L’article 4 de la Déclaration des Droits de l’homme et du citoyen proclame « la liberté consiste à pouvoir faire tout ce qui ne nuit pas à autrui ».  A la lumière de cet enseignement, là où les juges américains recherchent un juste équilibre entre intérêt privé et intérêt public, les juges français restent majoritairement favorables à une conception stricte de la protection des droits de l’auteur sur son œuvre.

Ainsi, alors que Jeff Koons plaidait la liberté d’expression et l’exception légale de parodie, sa société éponyme a été condamnée, le 9 mars 2017, pour contrefaçon par le Tribunal de Grande Instance de Paris.  « Et l’appropriation art dans tout ça ? », s’interrogent déjà certains…

L’« appropriation art », à traduire par « appropriationnisme », est un terme qui a vu le jour dans les années 1960/1970. Il définit la pratique artistique consistant à copier ou reprendre tout ou partie d’une œuvre déjà existante pour en créer une nouvelle, dans un but de réflexion stratégique, de critique ou de parodie.

Elaine Sturtevant est considérée comme la grande inspiratrice du mouvement, suivie par Sherrie Levine, Mike Bidlo ou encore Richard Prince et Jeff Koons. Pourtant, Pablo Picasso, à son époque, affirmait déjà ouvertement trouver son inspiration dans les œuvres de ses maîtres, sans que cela ne pose de réel problème.

Alors, pourquoi ce mouvement est-il si critiqué, aujourd’hui, au regard de la protection des droits de l’auteur de l’œuvre initiale, source d’inspiration, copiée ou partiellement reprise ? Où doit s’arrêter cette protection pour respecter la liberté d’expression prônée par l’article 10 de la Convention européenne des droits de l’homme ?

Ce jugement est l’occasion de revenir sur la façon dont le juge français appréhende ces questions. Plus encore, il est l’occasion de s’interroger sur les différences majeures entre droit français et droit américain. Droit d’auteur versus copyright, fair use, contrefaçon, liberté d’expression sont autant de termes intimement liés mais souvent conflictuels.

 

I/- Le jugement du Tribunal de grande instance de Paris en date du 9 mars 2017

Jean François Bauret, décédé en 2014, était un photographe français réputé qui a, en marge de sa carrière dans la photographie publicitaire, développé un travail personnel de portraits de nus, en noir et blanc. Dans ce contexte, il a réalisé, dans les années 1970, un portrait intitulé Enfants, représentant un garçon et une fille nus. Aucun tirage de cette photographie n’a été vendu, mais elle a fait l’objet d’une édition sous forme de carte postale.
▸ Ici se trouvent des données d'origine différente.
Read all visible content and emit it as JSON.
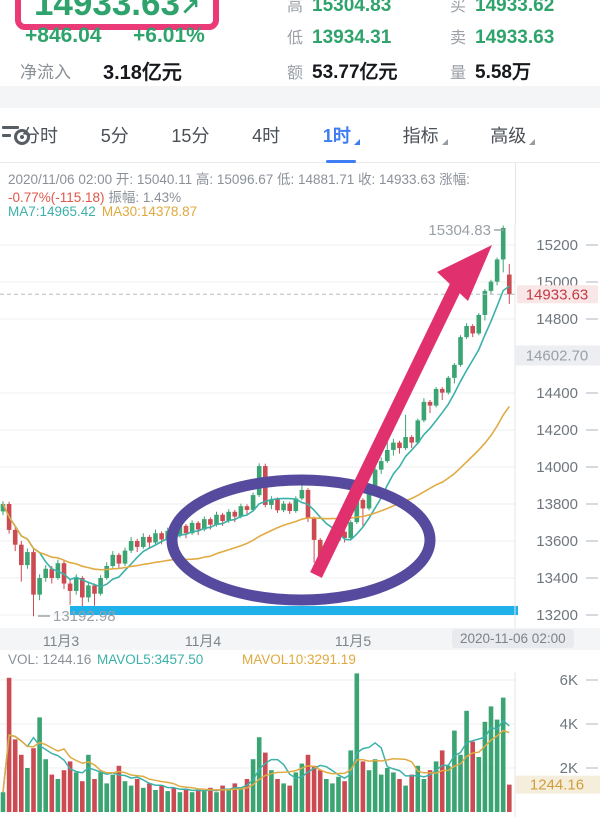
{
  "header": {
    "price": "14933.63",
    "price_arrow": "↗",
    "change": "+846.04",
    "change_pct": "+6.01%",
    "net_inflow_label": "净流入",
    "net_inflow_value": "3.18亿元",
    "stats": [
      {
        "label": "高",
        "value": "15304.83",
        "tone": "green"
      },
      {
        "label": "买",
        "value": "14933.62",
        "tone": "green"
      },
      {
        "label": "低",
        "value": "13934.31",
        "tone": "green"
      },
      {
        "label": "卖",
        "value": "14933.63",
        "tone": "green"
      },
      {
        "label": "额",
        "value": "53.77亿元",
        "tone": "dark"
      },
      {
        "label": "量",
        "value": "5.58万",
        "tone": "dark"
      }
    ]
  },
  "tabs": {
    "items": [
      {
        "label": "分时"
      },
      {
        "label": "5分"
      },
      {
        "label": "15分"
      },
      {
        "label": "4时"
      },
      {
        "label": "1时",
        "active": true,
        "caret": true
      },
      {
        "label": "指标",
        "caret": true
      },
      {
        "label": "高级",
        "caret": true
      }
    ]
  },
  "info": {
    "line1": "2020/11/06 02:00 开: 15040.11 高: 15096.67 低: 14881.71 收: 14933.63 涨幅:",
    "line2_red": "-0.77%(-115.18)",
    "line2_gray": "振幅: 1.43%",
    "ma7": "MA7:14965.42",
    "ma30": "MA30:14378.87"
  },
  "chart": {
    "high_label": "15304.83",
    "low_label": "13192.98",
    "current_price_badge": "14933.63",
    "gray_badge": "14602.70",
    "x_ticks": [
      "11月3",
      "11月4",
      "11月5"
    ],
    "x_end_badge": "2020-11-06 02:00"
  },
  "volhead": {
    "vol": "VOL: 1244.16",
    "mavol5": "MAVOL5:3457.50",
    "mavol10": "MAVOL10:3291.19"
  },
  "volume_axis": {
    "tick_labels": [
      "6K",
      "4K",
      "2K"
    ],
    "tick_values": [
      6000,
      4000,
      2000
    ],
    "current_badge": "1244.16"
  },
  "colors": {
    "green": "#2fa36c",
    "candle_up": "#3aa473",
    "candle_down": "#cc4a52",
    "ma7": "#3cb1a9",
    "ma30": "#e0ab43",
    "pink_arrow": "#e0316e",
    "purple_ellipse": "#564a9e",
    "blue_line": "#1fb2ea",
    "tab_active": "#3f7ef2",
    "grid": "#eef0f2",
    "tick_dash": "#c6cbd0",
    "axis_text": "#6f767d",
    "badge_red_bg": "#f9e6e7",
    "badge_red_text": "#c43a43",
    "badge_gray_bg": "#eceef1",
    "badge_gray_text": "#9aa0a6",
    "vol_badge_bg": "#f6eedc",
    "vol_badge_text": "#cf9f3c",
    "label_gray": "#9aa0a6",
    "dashed_line": "#b6bcc2",
    "border": "#e3e5e8"
  },
  "chart_data": {
    "type": "candlestick",
    "interval": "1h",
    "price_ticks": [
      15200,
      15000,
      14800,
      14400,
      14200,
      14000,
      13800,
      13600,
      13400,
      13200
    ],
    "price_range": [
      13200,
      15200
    ],
    "high_point": 15304.83,
    "low_point": 13192.98,
    "last_close": 14933.63,
    "last_volume": 1244.16,
    "ma_periods": [
      7,
      30
    ],
    "mavol_periods": [
      5,
      10
    ],
    "candles": [
      [
        13760,
        13815,
        13740,
        13800
      ],
      [
        13800,
        13812,
        13640,
        13660
      ],
      [
        13660,
        13680,
        13545,
        13580
      ],
      [
        13580,
        13600,
        13380,
        13470
      ],
      [
        13470,
        13560,
        13450,
        13540
      ],
      [
        13540,
        13555,
        13193,
        13310
      ],
      [
        13310,
        13420,
        13280,
        13400
      ],
      [
        13400,
        13470,
        13380,
        13450
      ],
      [
        13450,
        13465,
        13370,
        13400
      ],
      [
        13400,
        13500,
        13390,
        13480
      ],
      [
        13480,
        13495,
        13340,
        13370
      ],
      [
        13370,
        13390,
        13255,
        13330
      ],
      [
        13330,
        13420,
        13310,
        13400
      ],
      [
        13400,
        13410,
        13240,
        13295
      ],
      [
        13295,
        13380,
        13270,
        13360
      ],
      [
        13360,
        13370,
        13250,
        13315
      ],
      [
        13315,
        13415,
        13305,
        13400
      ],
      [
        13400,
        13485,
        13390,
        13465
      ],
      [
        13465,
        13545,
        13455,
        13525
      ],
      [
        13525,
        13535,
        13450,
        13478
      ],
      [
        13478,
        13565,
        13465,
        13548
      ],
      [
        13548,
        13622,
        13535,
        13600
      ],
      [
        13600,
        13612,
        13540,
        13568
      ],
      [
        13568,
        13642,
        13558,
        13622
      ],
      [
        13622,
        13632,
        13562,
        13592
      ],
      [
        13592,
        13662,
        13582,
        13642
      ],
      [
        13642,
        13652,
        13582,
        13608
      ],
      [
        13608,
        13672,
        13598,
        13655
      ],
      [
        13655,
        13668,
        13602,
        13628
      ],
      [
        13628,
        13698,
        13618,
        13682
      ],
      [
        13682,
        13692,
        13615,
        13642
      ],
      [
        13642,
        13712,
        13632,
        13698
      ],
      [
        13698,
        13708,
        13632,
        13662
      ],
      [
        13662,
        13732,
        13652,
        13718
      ],
      [
        13718,
        13728,
        13662,
        13688
      ],
      [
        13688,
        13758,
        13678,
        13742
      ],
      [
        13742,
        13752,
        13682,
        13708
      ],
      [
        13708,
        13772,
        13698,
        13758
      ],
      [
        13758,
        13768,
        13702,
        13732
      ],
      [
        13732,
        13802,
        13722,
        13788
      ],
      [
        13788,
        13798,
        13742,
        13768
      ],
      [
        13768,
        13862,
        13758,
        13848
      ],
      [
        13848,
        14020,
        13838,
        14005
      ],
      [
        14005,
        14018,
        13782,
        13795
      ],
      [
        13795,
        13842,
        13772,
        13826
      ],
      [
        13826,
        13836,
        13752,
        13766
      ],
      [
        13766,
        13816,
        13756,
        13802
      ],
      [
        13802,
        13812,
        13746,
        13762
      ],
      [
        13762,
        13842,
        13752,
        13830
      ],
      [
        13830,
        13906,
        13820,
        13876
      ],
      [
        13876,
        13886,
        13702,
        13722
      ],
      [
        13722,
        13732,
        13482,
        13606
      ],
      [
        13606,
        13616,
        13422,
        13506
      ],
      [
        13506,
        13576,
        13492,
        13562
      ],
      [
        13562,
        13616,
        13546,
        13602
      ],
      [
        13602,
        13662,
        13592,
        13650
      ],
      [
        13650,
        13662,
        13592,
        13616
      ],
      [
        13616,
        13712,
        13606,
        13702
      ],
      [
        13702,
        13832,
        13692,
        13822
      ],
      [
        13822,
        13832,
        13682,
        13776
      ],
      [
        13776,
        13912,
        13766,
        13896
      ],
      [
        13896,
        14002,
        13886,
        13986
      ],
      [
        13986,
        14052,
        13962,
        14032
      ],
      [
        14032,
        14232,
        14022,
        14092
      ],
      [
        14092,
        14152,
        14062,
        14132
      ],
      [
        14132,
        14142,
        14072,
        14102
      ],
      [
        14102,
        14282,
        14092,
        14162
      ],
      [
        14162,
        14172,
        14102,
        14132
      ],
      [
        14132,
        14262,
        14122,
        14252
      ],
      [
        14252,
        14372,
        14242,
        14352
      ],
      [
        14352,
        14362,
        14292,
        14332
      ],
      [
        14332,
        14432,
        14322,
        14422
      ],
      [
        14422,
        14432,
        14362,
        14402
      ],
      [
        14402,
        14492,
        14392,
        14482
      ],
      [
        14482,
        14562,
        14452,
        14552
      ],
      [
        14552,
        14712,
        14542,
        14702
      ],
      [
        14702,
        14777,
        14692,
        14762
      ],
      [
        14762,
        14772,
        14702,
        14722
      ],
      [
        14722,
        14832,
        14712,
        14822
      ],
      [
        14822,
        14962,
        14792,
        14952
      ],
      [
        14952,
        15012,
        14932,
        15002
      ],
      [
        15002,
        15132,
        14982,
        15122
      ],
      [
        15122,
        15304.83,
        15052,
        15292
      ],
      [
        15040.11,
        15096.67,
        14881.71,
        14933.63
      ]
    ],
    "volumes": [
      900,
      6100,
      3300,
      2600,
      2000,
      2900,
      4300,
      2400,
      1700,
      1500,
      1900,
      2300,
      1800,
      1400,
      2600,
      1500,
      1800,
      1300,
      1700,
      2100,
      1400,
      1200,
      1500,
      1100,
      1300,
      1000,
      1200,
      950,
      1100,
      900,
      1050,
      900,
      1000,
      950,
      1100,
      900,
      1200,
      1000,
      1300,
      1100,
      1500,
      2400,
      3400,
      2700,
      1900,
      1500,
      1300,
      1200,
      1800,
      2200,
      2600,
      2100,
      1900,
      1500,
      1300,
      1600,
      1400,
      2800,
      6300,
      2300,
      1900,
      2400,
      1700,
      2000,
      1800,
      1500,
      1200,
      1700,
      2100,
      1500,
      1900,
      2300,
      2800,
      2100,
      3700,
      2600,
      4600,
      3200,
      2500,
      4100,
      4800,
      4200,
      5200,
      1244.16
    ]
  }
}
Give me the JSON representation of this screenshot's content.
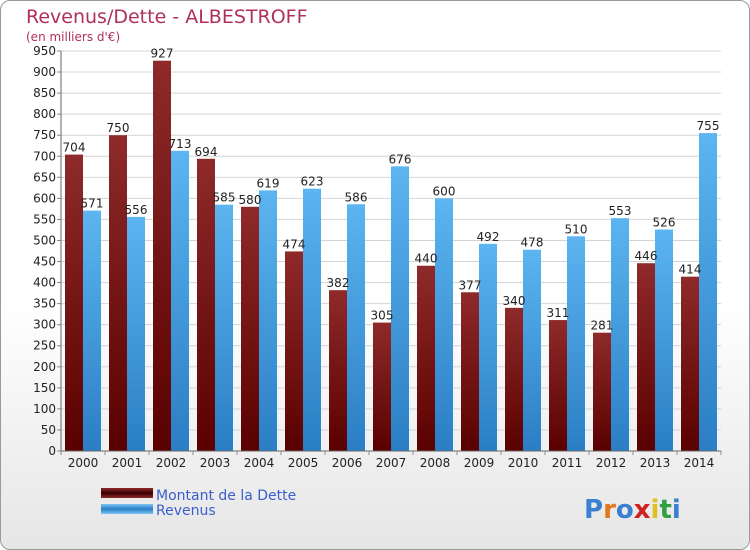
{
  "chart_data": {
    "type": "bar",
    "title": "Revenus/Dette - ALBESTROFF",
    "subtitle": "(en milliers d'€)",
    "categories": [
      "2000",
      "2001",
      "2002",
      "2003",
      "2004",
      "2005",
      "2006",
      "2007",
      "2008",
      "2009",
      "2010",
      "2011",
      "2012",
      "2013",
      "2014"
    ],
    "series": [
      {
        "name": "Montant de la Dette",
        "color": "#8b1a1a",
        "values": [
          704,
          750,
          927,
          694,
          580,
          474,
          382,
          305,
          440,
          377,
          340,
          311,
          281,
          446,
          414
        ]
      },
      {
        "name": "Revenus",
        "color": "#4aa6e8",
        "values": [
          571,
          556,
          713,
          585,
          619,
          623,
          586,
          676,
          600,
          492,
          478,
          510,
          553,
          526,
          755
        ]
      }
    ],
    "ylim": [
      0,
      950
    ],
    "yticks": [
      0,
      50,
      100,
      150,
      200,
      250,
      300,
      350,
      400,
      450,
      500,
      550,
      600,
      650,
      700,
      750,
      800,
      850,
      900,
      950
    ],
    "grid": true,
    "legend": "bottom-left"
  },
  "brand": "Proxiti"
}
Jeff Koons est un artiste américain – considéré par beaucoup comme avant-gardiste du pop-art –  aux techniques artistiques variées. Qu’il s’agisse de peintures, photographies ou statues, il s’inspire bien souvent, pour créer, d’œuvres existantes et appartenant à d’autres auteurs. Cette technique lui a déjà coûté de nombreux procès, aussi bien en France qu’aux Etats-Unis.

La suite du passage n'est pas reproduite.